Synth-pop had changed by the mid-1980s. The quirky, robotic, novelty genre had been refined into a polished, attractive brand of production-heavy dance music. Neil Tennant and Chris Lowe, together known as the Pet Shop Boys, would become the face of this new synth-pop. Sleek and seductive, their music would catch on incredibly well, especially in their native UK. “I’ve got the brains, you’ve got the looks, let’s make lots of money,” a lyric off their debut album, “Please,” gives the game away succinctly. But making money isn’t a bad thing, as long as the music holds up. 

“Please” is an incredibly front-loaded album.

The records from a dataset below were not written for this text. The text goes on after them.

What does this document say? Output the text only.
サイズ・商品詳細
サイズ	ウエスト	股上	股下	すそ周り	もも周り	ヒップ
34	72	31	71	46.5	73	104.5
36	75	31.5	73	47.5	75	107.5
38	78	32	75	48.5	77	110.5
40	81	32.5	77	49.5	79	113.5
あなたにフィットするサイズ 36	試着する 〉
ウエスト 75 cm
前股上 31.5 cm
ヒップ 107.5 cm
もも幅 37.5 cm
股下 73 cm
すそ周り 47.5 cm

Synth-soaked energy punctuates every note on the first five tracks, which include the record’s most popular song, “West End Girls,” and its best song, the heartbreaking “Love Comes Quickly.” Unlike other dance acts at the time, the duo’s lyrics prove astute and powerful, especially on “West End Girls” and “Suburbia,” a pair of songs which shatter the illusion of idealist urban living, proving the Pet Shop Boys were not afraid to make the masses dance to songs about crime and poverty. 

Unfortunately, things take a noticeable downturn on the second half of the album. Starting with “Tonight is Forever,” the music is stripped of any semblance of creativity and languishes in the worst tendencies of generic dance music. 

Though the two would enjoy major success lasting well into the decades to come, “Please” proved that the Pet Shop Boys would never be an album-oriented band.